There seems little respite for FIFA three weeks after a stunning U.S. Department of Justice indictment alleged a racketeering conspiracy among top soccer officials, and two weeks after FIFA President Sepp Blatter added to the crisis by announcing his plans to resign.
Blatter, who has not appeared in public since, is a target of the U.S. federal agencies who are working with Swiss authorities.
Lauber said Wednesday he “does not exclude” interviewing Blatter and FIFA secretary general Jerome Valcke in the future.
They are not, however, currently under suspicion in a Swiss case prompted by FIFA’s own criminal complaint against “persons unknown” last November.
The football body sent Lauber a 430-page investigation report submitted by Garcia, a former U.S. Attorney who resigned from FIFA last December protesting that his work had been misrepresented.
Lauber’s office opened a case for suspected “criminal mismanagement and money-laundering” in the bidding contests which involved 11 nations seeking votes from a 24-man FIFA executive committee.
Giving a first detailed account of his ongoing case, Lauber said the 53 “suspicious bank relations” were filed to comply with Switzerland’s regulations against money laundering.
Some of the 53 transactions are among 104 incidents previously notified to Swiss and American federal authorities, he said.
The American case alleged that senior FIFA voters received $10 million in bribes to support South Africa’s successful bid for the 2010 World Cup. Valcke has acknowledged signing off the transfer from a FIFA account on behalf of South African officials, but said the payment had been approved by Julio Grondona, the former chairman of the finance committee who died last year.
Lauber would not be drawn on whether the South African case was also within the scope of his investigation.
“This is a dynamic process,” Lauber said. “It could really go everywhere and that is why I don’t want to tell you which direction I put my focus.”
Lauber, who led units specializing in organized crime in Switzerland and money laundering in Liechtenstein, said Wednesday that his task force is analyzing nine terabytes of data.
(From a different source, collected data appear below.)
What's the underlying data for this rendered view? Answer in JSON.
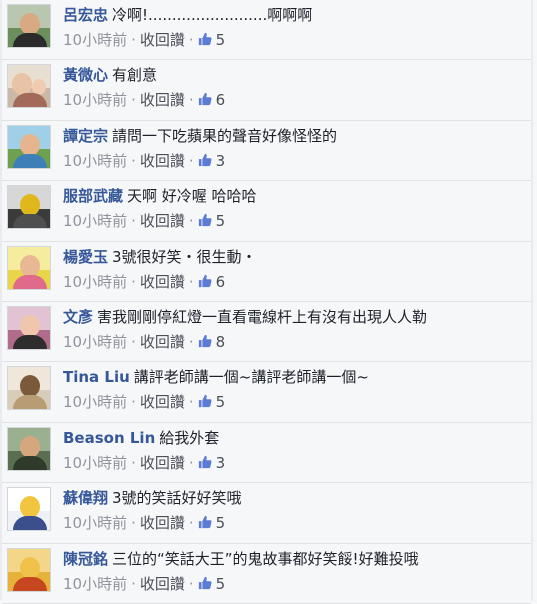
{
  "comments": [
    {
      "author": "呂宏忠",
      "text": "冷啊!.........................啊啊啊",
      "time": "10小時前",
      "action": "收回讚",
      "likes": "5",
      "avatar": {
        "bg": "#6a8f5a",
        "sky": "#b9c7b1",
        "head": "#d9a982",
        "body": "#2b2b2b"
      }
    },
    {
      "author": "黃微心",
      "text": "有創意",
      "time": "10小時前",
      "action": "收回讚",
      "likes": "6",
      "avatar": {
        "bg": "#c9b9a6",
        "sky": "#e8dfd3",
        "head": "#e9c3a5",
        "body": "#a36a5a",
        "head2": "#f0cbb0"
      }
    },
    {
      "author": "譚定宗",
      "text": "請問一下吃蘋果的聲音好像怪怪的",
      "time": "10小時前",
      "action": "收回讚",
      "likes": "3",
      "avatar": {
        "bg": "#6fa04f",
        "sky": "#9fd0e8",
        "head": "#e6b58d",
        "body": "#3f7fb8"
      }
    },
    {
      "author": "服部武藏",
      "text": "天啊 好冷喔 哈哈哈",
      "time": "10小時前",
      "action": "收回讚",
      "likes": "5",
      "avatar": {
        "bg": "#3b3b3b",
        "sky": "#d7d7d7",
        "head": "#e0b81c",
        "body": "#4f4f4f"
      }
    },
    {
      "author": "楊愛玉",
      "text": "3號很好笑・很生動・",
      "time": "10小時前",
      "action": "收回讚",
      "likes": "6",
      "avatar": {
        "bg": "#e8d54a",
        "sky": "#f6ec9e",
        "head": "#e8b894",
        "body": "#e06a8a"
      }
    },
    {
      "author": "文彥",
      "text": "害我剛剛停紅燈一直看電線杆上有沒有出現人人勒",
      "time": "10小時前",
      "action": "收回讚",
      "likes": "8",
      "avatar": {
        "bg": "#b06c8a",
        "sky": "#e2c3d3",
        "head": "#f0c6ad",
        "body": "#2d2d2d"
      }
    },
    {
      "author": "Tina Liu",
      "text": "講評老師講一個~講評老師講一個~",
      "time": "10小時前",
      "action": "收回讚",
      "likes": "5",
      "avatar": {
        "bg": "#d8cdb8",
        "sky": "#efe8da",
        "head": "#7a5a3a",
        "body": "#b79c74"
      }
    },
    {
      "author": "Beason Lin",
      "text": "給我外套",
      "time": "10小時前",
      "action": "收回讚",
      "likes": "3",
      "avatar": {
        "bg": "#5a6e52",
        "sky": "#9bb08e",
        "head": "#d6a77f",
        "body": "#2f3a2a"
      }
    },
    {
      "author": "蘇偉翔",
      "text": "3號的笑話好好笑哦",
      "time": "10小時前",
      "action": "收回讚",
      "likes": "5",
      "avatar": {
        "bg": "#eef1f5",
        "sky": "#ffffff",
        "head": "#f2c541",
        "body": "#3a4f8c"
      }
    },
    {
      "author": "陳冠銘",
      "text": "三位的“笑話大王”的鬼故事都好笑餒!好難投哦",
      "time": "10小時前",
      "action": "收回讚",
      "likes": "5",
      "avatar": {
        "bg": "#e7b23a",
        "sky": "#f4d689",
        "head": "#f1c24a",
        "body": "#c5461f"
      }
    }
  ],
  "icons": {
    "like": "thumbs-up-icon"
  },
  "colors": {
    "author": "#365899",
    "meta": "#90949c",
    "accent": "#4267b2"
  }
}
Lauber’s team has also picked up one of Garcia’s lines of inquiry into payments linked to a friendly match between Argentina and Brazil played in Doha two weeks before the FIFA vote. Both countries had long-serving delegates on FIFA’s executive committee.
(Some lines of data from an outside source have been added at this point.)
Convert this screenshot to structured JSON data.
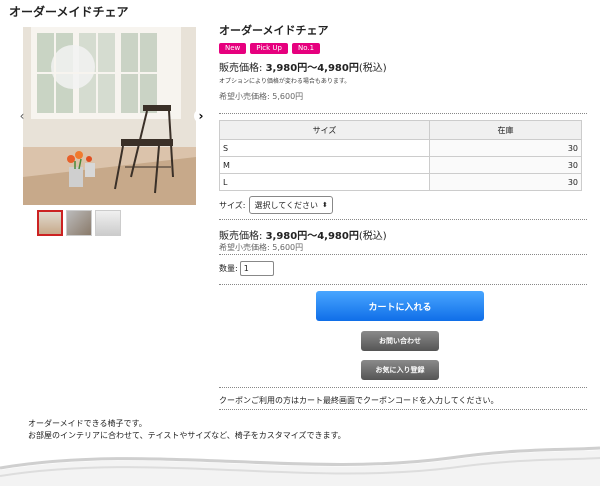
{
  "page": {
    "title": "オーダーメイドチェア"
  },
  "gallery": {
    "prev_icon": "‹",
    "next_icon": "›"
  },
  "product": {
    "name": "オーダーメイドチェア",
    "badges": [
      "New",
      "Pick Up",
      "No.1"
    ],
    "price_label": "販売価格:",
    "price_value": "3,980円〜4,980円",
    "tax": "(税込)",
    "option_note": "オプションにより価格が変わる場合もあります。",
    "retail_label": "希望小売価格:",
    "retail_value": "5,600円"
  },
  "stock_table": {
    "headers": [
      "サイズ",
      "在庫"
    ],
    "rows": [
      {
        "size": "S",
        "stock": "30"
      },
      {
        "size": "M",
        "stock": "30"
      },
      {
        "size": "L",
        "stock": "30"
      }
    ]
  },
  "size_select": {
    "label": "サイズ:",
    "value": "選択してください"
  },
  "price2": {
    "label": "販売価格:",
    "value": "3,980円〜4,980円",
    "tax": "(税込)",
    "retail": "希望小売価格: 5,600円"
  },
  "quantity": {
    "label": "数量:",
    "value": "1"
  },
  "buttons": {
    "cart": "カートに入れる",
    "inquiry": "お問い合わせ",
    "favorite": "お気に入り登録"
  },
  "coupon_text": "クーポンご利用の方はカート最終画面でクーポンコードを入力してください。",
  "description": [
    "オーダーメイドできる椅子です。",
    "お部屋のインテリアに合わせて、テイストやサイズなど、椅子をカスタマイズできます。"
  ],
  "colors": {
    "badge": "#e6007e",
    "cart_button": "#1a7cf0",
    "gray_button": "#666666"
  }
}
An executive with Swiss-based marketing agency Kentaro, who worked with the Brazil team in 2010, told The Associated Press he gave evidence to Swiss police on May 27.
Lauber said Kentaro was “a very interesting and very good company” which co-operated with the probe.
The Swiss case could dig deeper into corruption allegations than Garcia, who could not compel some FIFA voters to meet with him and did not have subpoena powers to gather key evidence.
“I have coercive measures and I am independent,” Lauber said at a news conference called after his re-election by federal lawmakers for a four-year mandate.
Lauber’s team sought to speak in Zurich last month with 10 current and former FIFA executive committee members who took part in the December 2010 hosting votes.
FIFA was thrown into crisis on May 27 with dual raids in Zurich on a luxury downtown hotel and its own headquarters two days before its presidential election. Blatter won despite the crisis.
The Swiss case started much later than the American investigation, which began in 2011. Four men, including former FIFA executive committee member Chuck Blazer of the U.S., entered guilty pleas which were unsealed last month and 14 have been indicted.
Lauber described FIFA as the injured party in his case, which could yet implicate its senior officials.